Meran - Falschauer Hof - Dessert

Zum süßen Abschluss gibt es noch eine Biskuitroulade mit Erdbeeren, und obwohl ich eigentlich sicher bin, dass nichts mehr in den Magen geht, passt diese zartflaumig-lockere Köstlichkeit dann doch noch irgendwo dazwischen…

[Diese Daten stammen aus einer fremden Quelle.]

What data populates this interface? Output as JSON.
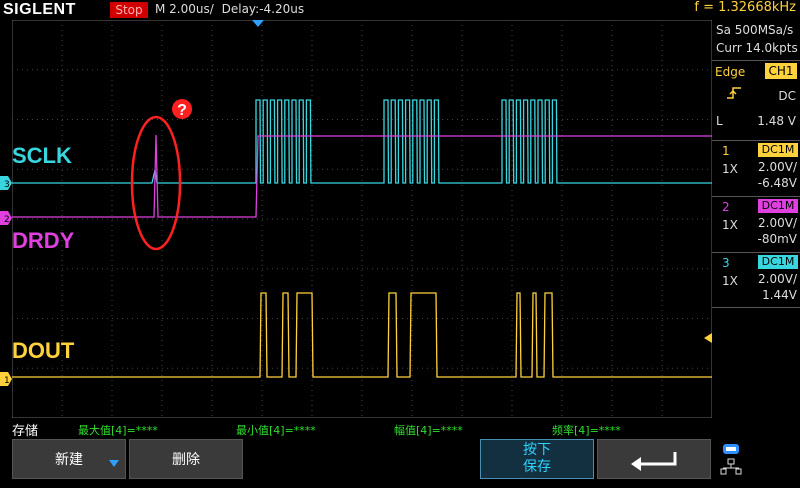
{
  "brand": "SIGLENT",
  "run_state": "Stop",
  "timebase": "M 2.00us/",
  "delay": "Delay:-4.20us",
  "frequency": "f = 1.32668kHz",
  "acquisition": {
    "sample_rate": "Sa 500MSa/s",
    "memory": "Curr 14.0kpts"
  },
  "trigger": {
    "type": "Edge",
    "source": "CH1",
    "coupling": "DC",
    "level_label": "L",
    "level": "1.48 V"
  },
  "channels": [
    {
      "num": "1",
      "coupling": "DC1M",
      "probe": "1X",
      "vdiv": "2.00V/",
      "offset": "-6.48V",
      "color": "#ffd23c"
    },
    {
      "num": "2",
      "coupling": "DC1M",
      "probe": "1X",
      "vdiv": "2.00V/",
      "offset": "-80mV",
      "color": "#e040e0"
    },
    {
      "num": "3",
      "coupling": "DC1M",
      "probe": "1X",
      "vdiv": "2.00V/",
      "offset": "1.44V",
      "color": "#38d7e0"
    }
  ],
  "trace_labels": {
    "sclk": "SCLK",
    "drdy": "DRDY",
    "dout": "DOUT",
    "question": "?"
  },
  "status_bar": {
    "mode": "存储",
    "max": "最大值[4]=****",
    "min": "最小值[4]=****",
    "amplitude": "幅值[4]=****",
    "frequency": "频率[4]=****"
  },
  "menu": {
    "new_label": "新建",
    "delete_label": "删除",
    "press_label": "按下",
    "save_label": "保存"
  }
}
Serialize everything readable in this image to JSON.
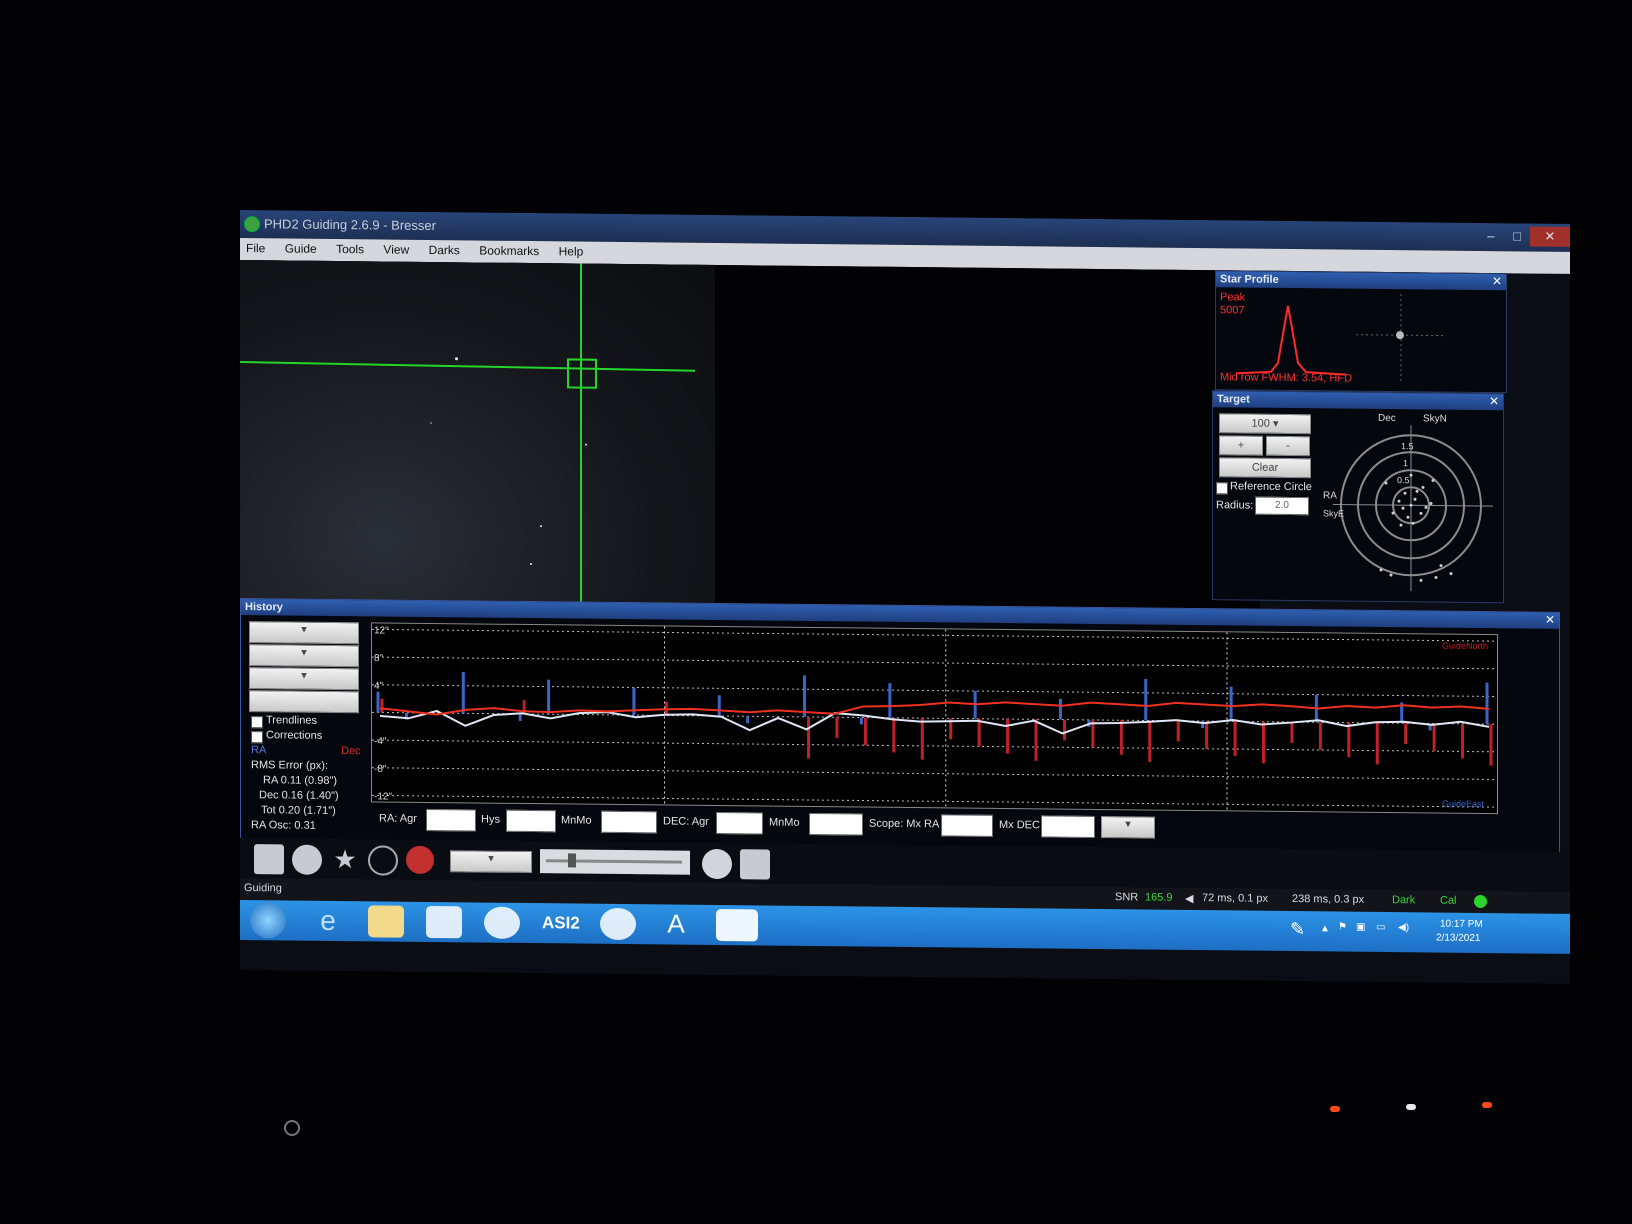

Zwischen den Gängen ratschen wir ein bißchen mit den Gastgebern, und auch sonst hat man das Gefühl, hier kommt man als Fremder, und geht als Freund – das ist Gastfreundschaft, wie man sie nur noch in wenigen Gegenden findet. Sepp und Elisabeth sind auch zwei ganz besondere Menschen, die kennen zu lernen mir viel Freude gemacht hat.

Meran - Falschauer Hof - Wirtsleut

Wer einmal in die Region kommt, dem kann ich einen Ausflug ins Ultental auf den Falschauerhof nur allerwärmstens empfehlen – und nicht nur wegen des fabelhaften Essens.

Falschauerhof
Fam. Josef Gruber
St. Gertraud 14
39010 Ulten
Tel. +39 0473 790191
Mobil +39 349 0674975

Öffnungszeiten:
Ganzjährig, aber nur auf Vorbestellung, geöffnet.
Mittwoch und Donnerstag Ruhetag. Jänner geschlossen


Bilder z.T. mit freundlicher Genehmigung von Cucina Casalinga

Appetit bekommen? - Hungry for more?

2 Antworten

  1. Magdi sagt:

    Da bist du quasi bei mir vorbeigefahren:) Lisi war einmal die Freundin meines Schwagers, und ich stamme aus ST. Nikolaus im Ultental.

  2. Waren heute 5.9.2014 da und haben gegessen.
    Das Ganze ist ein absoluter „geheimntipp“ Allerbeste Zutaten, allerbeste Zubereitung, allerbester Geschmack,- und Gastgeber von denen man wirklich sagen kann: Wenn man geht ist man kein Gast mehr sondern Freund! – Das Essen ist jeden Cent wert. Und war wir – neben den unglauiblich schmackhaften Zutaten – am aller Wertvollsten fanden, das waren die unglauiblich offenen ehrlichen Gespräche von Mensch zu Mensch mit den Grubers! So sollte das Leben jeden tag sein!